"Look at me," he said at last, "and see."
She did look at him. For the space of ten seconds their eyes were fixed
upon each other in a long, bitter look. Then her little bundle dropped
on the ground.
"Ye've went back on me," she said under her breath again. "Ye've went
back on me!"
He had thought she might make some passionate outcry, but she did not
yet. A white wrath was in her face and her chest heaved, but she spoke
slowly and low, her hands fallen down by her side.
"Ye've went back on me," she said. "An' _I knew ye would_."
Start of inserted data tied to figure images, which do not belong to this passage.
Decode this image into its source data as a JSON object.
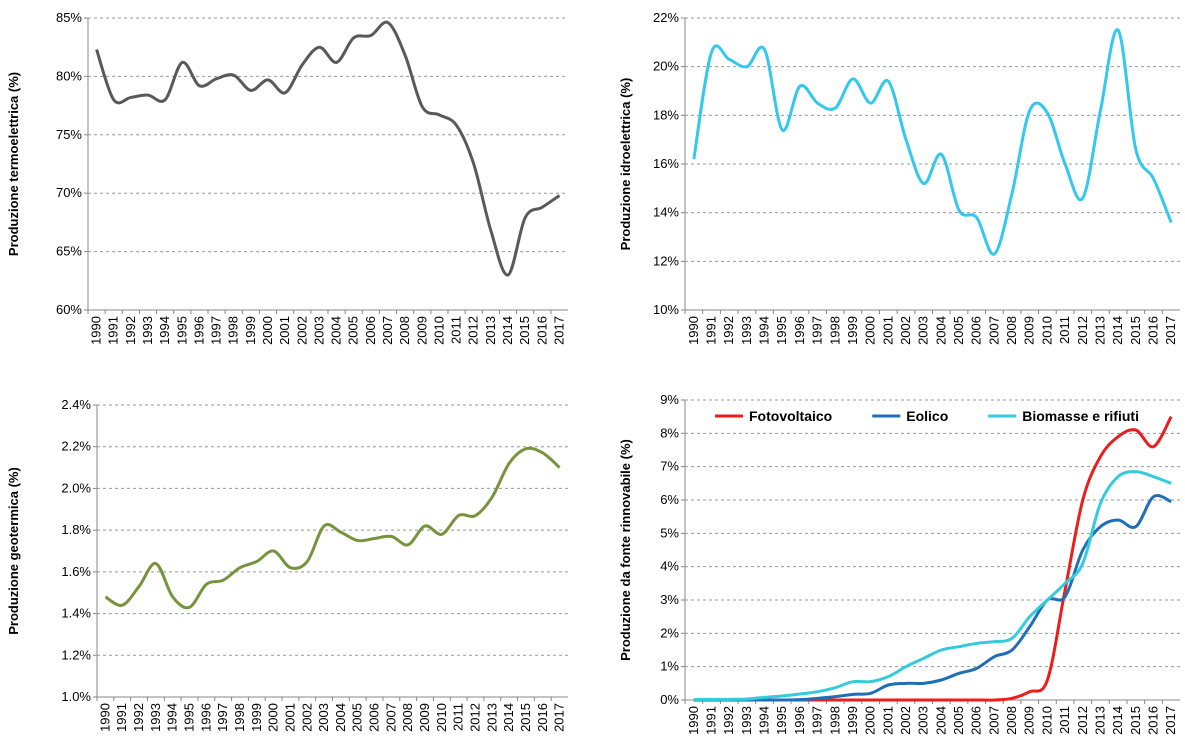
{
  "chart_data": [
    {
      "type": "line",
      "y_label": "Produzione termoelettrica  (%)",
      "categories": [
        "1990",
        "1991",
        "1992",
        "1993",
        "1994",
        "1995",
        "1996",
        "1997",
        "1998",
        "1999",
        "2000",
        "2001",
        "2002",
        "2003",
        "2004",
        "2005",
        "2006",
        "2007",
        "2008",
        "2009",
        "2010",
        "2011",
        "2012",
        "2013",
        "2014",
        "2015",
        "2016",
        "2017"
      ],
      "values": [
        82.3,
        78.0,
        78.2,
        78.4,
        78.0,
        81.2,
        79.2,
        79.8,
        80.1,
        78.8,
        79.7,
        78.6,
        81.0,
        82.5,
        81.2,
        83.3,
        83.5,
        84.6,
        81.8,
        77.4,
        76.7,
        75.8,
        72.5,
        66.8,
        63.0,
        67.9,
        68.8,
        69.8
      ],
      "color": "#595959",
      "ylim": [
        60,
        85
      ],
      "yticks": [
        {
          "value": 60,
          "label": "60%"
        },
        {
          "value": 65,
          "label": "65%"
        },
        {
          "value": 70,
          "label": "70%"
        },
        {
          "value": 75,
          "label": "75%"
        },
        {
          "value": 80,
          "label": "80%"
        },
        {
          "value": 85,
          "label": "85%"
        }
      ],
      "grid": true
    },
    {
      "type": "line",
      "y_label": "Produzione idroelettrica  (%)",
      "categories": [
        "1990",
        "1991",
        "1992",
        "1993",
        "1994",
        "1995",
        "1996",
        "1997",
        "1998",
        "1999",
        "2000",
        "2001",
        "2002",
        "2003",
        "2004",
        "2005",
        "2006",
        "2007",
        "2008",
        "2009",
        "2010",
        "2011",
        "2012",
        "2013",
        "2014",
        "2015",
        "2016",
        "2017"
      ],
      "values": [
        16.2,
        20.6,
        20.3,
        20.0,
        20.7,
        17.4,
        19.2,
        18.5,
        18.3,
        19.5,
        18.5,
        19.4,
        17.0,
        15.2,
        16.4,
        14.1,
        13.8,
        12.3,
        14.8,
        18.2,
        18.1,
        16.0,
        14.6,
        18.2,
        21.5,
        16.6,
        15.4,
        13.6
      ],
      "color": "#33c8ee",
      "ylim": [
        10,
        22
      ],
      "yticks": [
        {
          "value": 10,
          "label": "10%"
        },
        {
          "value": 12,
          "label": "12%"
        },
        {
          "value": 14,
          "label": "14%"
        },
        {
          "value": 16,
          "label": "16%"
        },
        {
          "value": 18,
          "label": "18%"
        },
        {
          "value": 20,
          "label": "20%"
        },
        {
          "value": 22,
          "label": "22%"
        }
      ],
      "grid": true
    },
    {
      "type": "line",
      "y_label": "Produzione geotermica (%)",
      "categories": [
        "1990",
        "1991",
        "1992",
        "1993",
        "1994",
        "1995",
        "1996",
        "1997",
        "1998",
        "1999",
        "2000",
        "2001",
        "2002",
        "2003",
        "2004",
        "2005",
        "2006",
        "2007",
        "2008",
        "2009",
        "2010",
        "2011",
        "2012",
        "2013",
        "2014",
        "2015",
        "2016",
        "2017"
      ],
      "values": [
        1.48,
        1.44,
        1.53,
        1.64,
        1.48,
        1.43,
        1.54,
        1.56,
        1.62,
        1.65,
        1.7,
        1.62,
        1.65,
        1.82,
        1.79,
        1.75,
        1.76,
        1.77,
        1.73,
        1.82,
        1.78,
        1.87,
        1.87,
        1.96,
        2.12,
        2.19,
        2.17,
        2.1
      ],
      "color": "#77933c",
      "ylim": [
        1.0,
        2.4
      ],
      "yticks": [
        {
          "value": 1.0,
          "label": "1.0%"
        },
        {
          "value": 1.2,
          "label": "1.2%"
        },
        {
          "value": 1.4,
          "label": "1.4%"
        },
        {
          "value": 1.6,
          "label": "1.6%"
        },
        {
          "value": 1.8,
          "label": "1.8%"
        },
        {
          "value": 2.0,
          "label": "2.0%"
        },
        {
          "value": 2.2,
          "label": "2.2%"
        },
        {
          "value": 2.4,
          "label": "2.4%"
        }
      ],
      "grid": true
    },
    {
      "type": "line",
      "y_label": "Produzione da fonte rinnovabile (%)",
      "categories": [
        "1990",
        "1991",
        "1992",
        "1993",
        "1994",
        "1995",
        "1996",
        "1997",
        "1998",
        "1999",
        "2000",
        "2001",
        "2002",
        "2003",
        "2004",
        "2005",
        "2006",
        "2007",
        "2008",
        "2009",
        "2010",
        "2011",
        "2012",
        "2013",
        "2014",
        "2015",
        "2016",
        "2017"
      ],
      "series": [
        {
          "name": "Fotovoltaico",
          "color": "#ee1c1c",
          "values": [
            0,
            0,
            0,
            0,
            0,
            0,
            0,
            0,
            0,
            0,
            0,
            0,
            0,
            0,
            0,
            0,
            0,
            0,
            0.05,
            0.25,
            0.6,
            3.3,
            6.0,
            7.3,
            7.9,
            8.1,
            7.6,
            8.5
          ]
        },
        {
          "name": "Eolico",
          "color": "#1f6fb8",
          "values": [
            0,
            0,
            0,
            0,
            0,
            0,
            0.01,
            0.05,
            0.1,
            0.17,
            0.2,
            0.45,
            0.5,
            0.5,
            0.6,
            0.8,
            0.95,
            1.3,
            1.5,
            2.2,
            3.0,
            3.1,
            4.5,
            5.2,
            5.4,
            5.2,
            6.1,
            5.95
          ]
        },
        {
          "name": "Biomasse e rifiuti",
          "color": "#33ccdd",
          "values": [
            0.02,
            0.02,
            0.02,
            0.03,
            0.08,
            0.12,
            0.18,
            0.25,
            0.37,
            0.55,
            0.55,
            0.7,
            1.0,
            1.25,
            1.5,
            1.6,
            1.7,
            1.75,
            1.85,
            2.5,
            3.0,
            3.5,
            4.1,
            5.9,
            6.7,
            6.85,
            6.7,
            6.5
          ]
        }
      ],
      "ylim": [
        0,
        9
      ],
      "yticks": [
        {
          "value": 0,
          "label": "0%"
        },
        {
          "value": 1,
          "label": "1%"
        },
        {
          "value": 2,
          "label": "2%"
        },
        {
          "value": 3,
          "label": "3%"
        },
        {
          "value": 4,
          "label": "4%"
        },
        {
          "value": 5,
          "label": "5%"
        },
        {
          "value": 6,
          "label": "6%"
        },
        {
          "value": 7,
          "label": "7%"
        },
        {
          "value": 8,
          "label": "8%"
        },
        {
          "value": 9,
          "label": "9%"
        }
      ],
      "grid": true,
      "legend": "top"
    }
  ]
}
He felt that the odor of his utter falseness tainted the pure air about
him; he had been false all round,--to himself, to his love, to his
ideals,--even in a baser way here.
"Yes," he answered her with a bitterness she did not understand, "I've
gone back on you." Then, as if to himself, "I could not even reach
perfection in villainy."
Then her rage and misery broke forth.
"Yer a coward!" she said, with gasps between her words. "Yer afraid! I'd
sooner--I'd sooner ye'd killed me--_dead!_"
Her voice shrilled itself into a smothered shriek, she cast herself face
downward upon the earth and lay there clutching amid her sobs at the
grass.
He looked down at her in a cold, stunned fashion.
"Do you think," he said hoarsely, "that you can loathe me as I loathe
myself? Do you think you can call me one shameful name I don't know I
deserve? If you can, for God's sake let me have it."
She struck her fist against the earth.
"Thar wasn't a man I ever saw," she said, "that didn't foller after me,
'n' do fur me, 'n' wait fur a word from me. They'd hev let me set my
foot on 'em if I'd said it. Thar wasn't nothin' I mightn't hev done--not
nothin'. An' now--an' now "--and, she tore the grass from its earth and
flung it from her.
"Go on," he said. "Go on and say your worst."
Her worst was bad enough, but he almost exulted under the blows she
dealt him. He felt the horrible sting a vague comfort. He had fallen
low enough surely when it was a comfort to be told that he was a liar, a
poltroon, and a scoundrel.
The sun had been down an hour when it was over and she had risen and
taken up her bundle.
"Why don't ye ask me to forgive ye?" she said with a scathing sneer.
"Why don't ye ask me to forgive ye--an' say ye didn't mean to do it?"
He fell back a pace and was silent. With what grace would the words have
fallen from his lips? And yet he knew that he had not _meant_ to do it.